Ambos soltaron la carcajada. Y ella, comprendiendo su pifia, empezó también a reír bajito y turbada, con un poco de picardía.
- Cuando una mira por los suyos, ¡no ve bien lo de los extraños! -dijo bajando los ojos.
- ¡Es muy natural! -exclamó Egor-. Y en cuanto a Pável, no se inquiete, ni se ponga triste. Saldrá de la cárcel mejor aún que entró en ella. Allí se descansa, se estudia, lo que nosotros no tenemos tiempo de hacer cuando nos encontramos en libertad. Yo he estado tres veces preso, y cada uno de mis encierros, aunque no gran gusto, me ha reportado, indudablemente, provecho para la inteligencia y para el corazón.
- Respira usted con dificultad -dijo ella mirándole afectuosa al rostro sencillo.
- Para ello, ¡hay razones especiales! -respondió él levantando un dedo-. Bueno, entonces, ¿queda decidido, madrecita? Mañana le traeremos los materiales y de nuevo empezará a girar la sierra que desgarra las tinieblas seculares. ¡Viva la palabra libre! y ¡viva el corazón de la madre! Entretanto, ¡hasta la vista!
- ¡Hasta la vista! -dijo Samóilov apretando con fuerza la mano de la madre-. Yo, a mi madre, ni siquiera le puedo mentar nada de esto, ¡nada!
- ¡Todos acabarán por comprender! -contestó Vlásova deseando decirle algo agradable.
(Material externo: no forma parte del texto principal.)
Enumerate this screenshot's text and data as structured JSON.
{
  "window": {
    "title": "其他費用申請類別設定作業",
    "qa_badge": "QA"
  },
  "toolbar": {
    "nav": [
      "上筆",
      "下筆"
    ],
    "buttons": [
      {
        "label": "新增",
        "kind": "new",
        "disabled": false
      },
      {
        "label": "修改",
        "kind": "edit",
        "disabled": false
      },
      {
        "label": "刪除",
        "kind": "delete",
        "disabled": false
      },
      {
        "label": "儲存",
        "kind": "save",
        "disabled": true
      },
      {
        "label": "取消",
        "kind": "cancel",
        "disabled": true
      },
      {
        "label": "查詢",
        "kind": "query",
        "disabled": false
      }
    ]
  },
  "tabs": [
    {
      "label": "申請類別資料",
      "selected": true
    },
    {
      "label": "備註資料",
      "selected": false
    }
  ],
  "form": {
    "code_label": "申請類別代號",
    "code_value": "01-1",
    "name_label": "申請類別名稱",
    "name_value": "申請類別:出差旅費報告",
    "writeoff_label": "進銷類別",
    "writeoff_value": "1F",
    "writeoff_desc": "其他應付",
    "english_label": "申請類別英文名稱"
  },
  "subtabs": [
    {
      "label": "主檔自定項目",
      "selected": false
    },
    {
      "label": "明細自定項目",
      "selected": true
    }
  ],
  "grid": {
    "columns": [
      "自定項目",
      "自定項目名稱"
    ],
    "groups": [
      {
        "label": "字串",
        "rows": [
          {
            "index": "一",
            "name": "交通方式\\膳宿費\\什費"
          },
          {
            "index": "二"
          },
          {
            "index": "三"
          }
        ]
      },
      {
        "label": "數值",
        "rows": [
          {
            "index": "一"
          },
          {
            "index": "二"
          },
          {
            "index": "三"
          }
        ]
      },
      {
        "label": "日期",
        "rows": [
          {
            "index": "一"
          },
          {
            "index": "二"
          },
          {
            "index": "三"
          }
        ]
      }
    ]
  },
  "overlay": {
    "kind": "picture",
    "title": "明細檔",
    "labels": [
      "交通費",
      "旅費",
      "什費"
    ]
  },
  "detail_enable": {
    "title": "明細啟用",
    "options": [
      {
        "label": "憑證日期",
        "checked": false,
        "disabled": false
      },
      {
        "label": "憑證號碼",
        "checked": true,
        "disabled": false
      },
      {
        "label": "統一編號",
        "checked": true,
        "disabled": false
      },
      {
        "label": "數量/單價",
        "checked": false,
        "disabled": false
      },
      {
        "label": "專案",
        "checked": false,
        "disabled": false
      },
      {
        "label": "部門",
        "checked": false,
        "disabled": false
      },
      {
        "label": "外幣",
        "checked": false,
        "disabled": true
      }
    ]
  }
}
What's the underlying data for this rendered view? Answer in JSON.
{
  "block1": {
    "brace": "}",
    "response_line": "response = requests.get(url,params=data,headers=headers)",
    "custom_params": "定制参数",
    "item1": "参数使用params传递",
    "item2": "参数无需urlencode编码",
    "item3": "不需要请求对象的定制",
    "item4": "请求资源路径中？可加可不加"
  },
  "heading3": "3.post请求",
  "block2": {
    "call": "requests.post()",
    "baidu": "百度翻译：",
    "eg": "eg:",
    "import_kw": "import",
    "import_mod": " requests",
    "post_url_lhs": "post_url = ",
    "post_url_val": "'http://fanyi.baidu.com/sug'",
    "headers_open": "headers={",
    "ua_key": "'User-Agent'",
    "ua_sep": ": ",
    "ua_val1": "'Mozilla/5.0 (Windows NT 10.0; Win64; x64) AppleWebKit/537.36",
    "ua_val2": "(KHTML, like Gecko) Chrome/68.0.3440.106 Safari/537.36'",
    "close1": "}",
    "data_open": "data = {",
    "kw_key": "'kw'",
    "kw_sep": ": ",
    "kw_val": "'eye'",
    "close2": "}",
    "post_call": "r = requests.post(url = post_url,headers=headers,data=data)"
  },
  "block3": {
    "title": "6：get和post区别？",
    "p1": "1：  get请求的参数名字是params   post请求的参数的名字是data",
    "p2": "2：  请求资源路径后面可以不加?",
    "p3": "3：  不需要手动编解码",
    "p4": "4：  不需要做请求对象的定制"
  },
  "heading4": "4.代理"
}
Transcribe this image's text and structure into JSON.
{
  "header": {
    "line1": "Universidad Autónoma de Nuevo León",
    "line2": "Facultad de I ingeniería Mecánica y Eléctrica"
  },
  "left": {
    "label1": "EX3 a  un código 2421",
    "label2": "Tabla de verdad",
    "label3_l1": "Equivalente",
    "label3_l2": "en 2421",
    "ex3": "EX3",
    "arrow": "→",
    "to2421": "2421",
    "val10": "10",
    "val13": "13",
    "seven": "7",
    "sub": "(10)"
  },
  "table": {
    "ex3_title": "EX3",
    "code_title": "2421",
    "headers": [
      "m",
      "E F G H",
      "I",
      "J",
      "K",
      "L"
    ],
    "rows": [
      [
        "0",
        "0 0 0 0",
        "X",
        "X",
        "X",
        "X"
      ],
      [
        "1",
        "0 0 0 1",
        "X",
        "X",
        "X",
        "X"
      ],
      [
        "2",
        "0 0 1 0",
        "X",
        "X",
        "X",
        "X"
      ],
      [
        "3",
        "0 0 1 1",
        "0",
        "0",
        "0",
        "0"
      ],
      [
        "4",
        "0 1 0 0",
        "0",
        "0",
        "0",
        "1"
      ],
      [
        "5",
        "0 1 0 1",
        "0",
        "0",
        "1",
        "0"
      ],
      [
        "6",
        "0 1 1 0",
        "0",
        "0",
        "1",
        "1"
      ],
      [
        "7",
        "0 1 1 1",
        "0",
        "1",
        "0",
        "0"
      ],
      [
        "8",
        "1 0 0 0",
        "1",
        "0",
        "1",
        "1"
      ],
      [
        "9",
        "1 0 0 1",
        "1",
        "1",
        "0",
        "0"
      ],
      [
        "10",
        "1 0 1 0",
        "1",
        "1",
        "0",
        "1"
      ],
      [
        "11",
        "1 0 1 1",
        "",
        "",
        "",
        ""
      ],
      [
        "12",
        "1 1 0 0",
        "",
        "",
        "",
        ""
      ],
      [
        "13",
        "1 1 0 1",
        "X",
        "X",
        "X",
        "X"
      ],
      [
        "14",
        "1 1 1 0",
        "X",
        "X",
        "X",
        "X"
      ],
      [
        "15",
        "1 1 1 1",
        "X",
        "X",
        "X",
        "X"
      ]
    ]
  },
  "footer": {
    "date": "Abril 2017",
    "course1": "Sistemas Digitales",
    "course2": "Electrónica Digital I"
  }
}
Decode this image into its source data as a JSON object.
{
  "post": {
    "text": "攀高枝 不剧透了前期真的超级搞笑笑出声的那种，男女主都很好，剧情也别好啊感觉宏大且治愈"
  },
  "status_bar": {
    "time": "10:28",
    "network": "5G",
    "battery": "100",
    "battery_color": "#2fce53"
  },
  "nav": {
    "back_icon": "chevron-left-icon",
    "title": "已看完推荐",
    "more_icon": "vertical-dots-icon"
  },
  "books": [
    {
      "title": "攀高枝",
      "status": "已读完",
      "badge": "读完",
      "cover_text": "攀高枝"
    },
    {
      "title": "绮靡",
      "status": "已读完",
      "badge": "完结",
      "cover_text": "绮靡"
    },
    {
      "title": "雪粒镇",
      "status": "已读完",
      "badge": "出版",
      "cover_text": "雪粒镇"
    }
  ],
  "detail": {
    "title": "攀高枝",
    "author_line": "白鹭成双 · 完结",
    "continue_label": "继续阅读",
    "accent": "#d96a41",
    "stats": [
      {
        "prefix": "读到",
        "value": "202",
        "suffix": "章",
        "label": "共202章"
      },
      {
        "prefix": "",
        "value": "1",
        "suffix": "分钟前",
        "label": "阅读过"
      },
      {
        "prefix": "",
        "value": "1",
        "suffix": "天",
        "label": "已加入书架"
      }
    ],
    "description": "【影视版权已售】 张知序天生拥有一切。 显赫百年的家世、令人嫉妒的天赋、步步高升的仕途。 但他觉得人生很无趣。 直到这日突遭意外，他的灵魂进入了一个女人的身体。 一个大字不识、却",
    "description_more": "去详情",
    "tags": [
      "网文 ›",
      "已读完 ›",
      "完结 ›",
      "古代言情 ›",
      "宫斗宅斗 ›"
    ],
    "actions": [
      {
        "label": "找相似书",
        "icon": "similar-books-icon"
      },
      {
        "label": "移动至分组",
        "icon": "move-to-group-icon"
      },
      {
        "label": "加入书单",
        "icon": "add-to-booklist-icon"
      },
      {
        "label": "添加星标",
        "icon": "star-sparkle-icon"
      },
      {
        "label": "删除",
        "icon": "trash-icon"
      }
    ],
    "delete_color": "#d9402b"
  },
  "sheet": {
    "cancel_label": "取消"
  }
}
Cuando se hubieron marchado, cerró la puerta, hincóse de rodillas en medio de la habitación y, arrullada por la lluvia, comenzó a rezar.
Rezaba sin palabras, con un solo pensamiento, puesto en las gentes que Pável había introducido en su vida. Era como si pasasen entre ella y los iconos; pasaban todos, sencillos, extrañadamente cerca los unos de los otros, extrañadamente solos.
Por la mañana temprano fue a ver a María Kórsunova. La vendedora, llena de grasa y alborotadora como siempre, la acogió con simpatía compasiva.
- ¿Estás triste? -le preguntó, dando con su mano grasienta unas palmadas en el hombro de la madre-. ¡No te apures! Que lo han prendido y se lo han llevado, ¡vaya una pena! En ello no hay nada malo. Antes, metían en la cárcel por robar; ahora, empiezan a meter por decir las verdades. Puede que Pável soltase alguna inconveniencia, pero sacó la cara por todos, y todos le comprenden, ¡estáte tranquila! No todos lo dicen, pero todos saben quiénes son los buenos. Yo quería haber ido a tu casa; pero, ya estás viendo, no tengo tiempo. No hago más que guisar y vender, y me moriré hecha una mendiga. Los queridos pueden más que yo, ¡malditos sean! Tragan y tragan como cucarachas devorando un pan. En cuanto juntas una docena de rublos, aparece alguno de esos herejes, saca la lengua, ¡y se los zampa! ¡Valiente negocio ser mujer! ¡Malo es el puesto que tenemos en la tierra! Vivir una sola, es trabajoso; acompañada, ¡fastidioso!
- ¡Pues yo venía a pedirte que me tomaras de ayudanta! -respondió Vlásova, interrumpiendo su charlatanería.
- ¿Cómo es eso? -preguntó María, y después de escuchar a la amiga, asintió con la cabeza.
- ¡Puedo hacerlo! ¿Recuerdas que, algunas veces, tú me escondías cuando mi marido me andaba buscando? Pues ahora yo te esconderé de la miseria ... Todos deben ayudarte, porque tu hijo va a su perdición por una causa que es de todos. Es un buen muchacho. Todo el mundo lo dice, como un solo hombre, y no hay nadie que no le compadezca. Yo digo que estas detenciones no traerán nada bueno a los jefes de la fábrica; tú fíjate, ¿qué es lo que ocurre allí? ¡Malas cosas se oyen, querida! Los jefes piensan: puesto que hemos mordido al hombre en el talón, ¡no irá muy lejos! Y resulta que si pegan a diez, ¡se enfurruña un centenar!
La conversación dio por resultado que, al día siguiente, a la hora de la comida, estuviese Vlásova en la fábrica con dos ollas llenas de un guiso hecho por María. Ésta se fue a vender al mercado.